La posta in gioco consiste qui nella convergenza delle lotte e nella riaffermazione della libertà accademica. Per ora, la presenza dell'impresa Centaure Sécurité nei siti della Sorbona, come nell'insieme dei siti annessi delle università che ne affittano i luoghi, in nome della sicurezza di tutti, non è solamente scandalosa, ma propriamente illegale. In effetti, dal 9 febbraio 2009, il personale e gli studenti delle università menzionate hanno votato alla maggioranza in Assemblea Generale lo sciopero illimitato e, a questo titolo, sono nel pieno di ciò che costituisce un «conflitto di lavoro». Che cosa giustifica allora il rettorato e i presidi delle università, che in un modo o in un altro avranno ben utilizzato dei fondi e autorizzato la presenza di imprese di questo tipo nel cuore delle istituzioni delle quali hanno la responsabilità, non rispettando, in questo modo, il codice di procedura penale?

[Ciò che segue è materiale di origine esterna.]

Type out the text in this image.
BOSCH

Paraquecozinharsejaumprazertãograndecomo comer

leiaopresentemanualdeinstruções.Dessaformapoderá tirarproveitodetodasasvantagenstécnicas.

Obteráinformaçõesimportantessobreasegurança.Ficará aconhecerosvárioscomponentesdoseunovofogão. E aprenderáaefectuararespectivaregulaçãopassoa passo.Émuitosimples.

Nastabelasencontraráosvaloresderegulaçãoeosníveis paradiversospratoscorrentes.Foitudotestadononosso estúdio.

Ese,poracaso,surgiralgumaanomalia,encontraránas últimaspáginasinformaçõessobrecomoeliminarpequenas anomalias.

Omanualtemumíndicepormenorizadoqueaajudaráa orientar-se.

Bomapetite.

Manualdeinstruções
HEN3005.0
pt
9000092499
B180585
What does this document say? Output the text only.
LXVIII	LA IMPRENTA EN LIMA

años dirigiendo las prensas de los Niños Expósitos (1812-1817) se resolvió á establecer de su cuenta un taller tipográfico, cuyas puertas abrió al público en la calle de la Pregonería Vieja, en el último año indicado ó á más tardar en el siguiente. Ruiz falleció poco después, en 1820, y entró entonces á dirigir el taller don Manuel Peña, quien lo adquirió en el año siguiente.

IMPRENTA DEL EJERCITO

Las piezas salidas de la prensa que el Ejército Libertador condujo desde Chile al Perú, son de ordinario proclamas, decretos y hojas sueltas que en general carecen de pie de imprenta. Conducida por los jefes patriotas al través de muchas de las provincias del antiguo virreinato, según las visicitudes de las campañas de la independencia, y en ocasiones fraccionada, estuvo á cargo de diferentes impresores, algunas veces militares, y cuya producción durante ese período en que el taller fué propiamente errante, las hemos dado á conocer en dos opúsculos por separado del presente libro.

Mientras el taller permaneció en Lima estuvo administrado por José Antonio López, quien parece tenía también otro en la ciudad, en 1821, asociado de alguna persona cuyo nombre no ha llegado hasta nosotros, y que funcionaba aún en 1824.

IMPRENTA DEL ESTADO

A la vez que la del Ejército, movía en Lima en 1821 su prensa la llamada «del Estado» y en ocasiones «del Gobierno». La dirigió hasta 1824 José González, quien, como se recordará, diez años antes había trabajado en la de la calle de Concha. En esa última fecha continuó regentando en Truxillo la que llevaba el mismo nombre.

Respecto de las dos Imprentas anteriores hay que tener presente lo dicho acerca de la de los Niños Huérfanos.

Se l'ampiezza del movimento che anima oggi la comunità universitaria e il mondo della ricerca è senza precedenti dal '68, è anche perché ci troviamo a vivere una situazione senza paragoni. L'applicazione programmata, da parte del governo, della «politica del rischio» al mondo del sapere e il suo corollario securitario, costituiscono la condizione di possibilità indispensabile alla sua piena liberalizzazione; costituiscono inoltre la punta più avanzata di un processo di messa al bando di una università e di una ricerca pubbliche, che noi non vogliamo "difendere" o "preservare", quanto piuttosto contribuire a costruire, a cercare e a sperare.


Questo testo è stato redatto nell'ambito del movimento di contestazione che ha visto l'università opporsi alle riforme volute dal governo; movimento che ha mobilitato quasi tutte le università francesi durante l'inverno e la primavera passati.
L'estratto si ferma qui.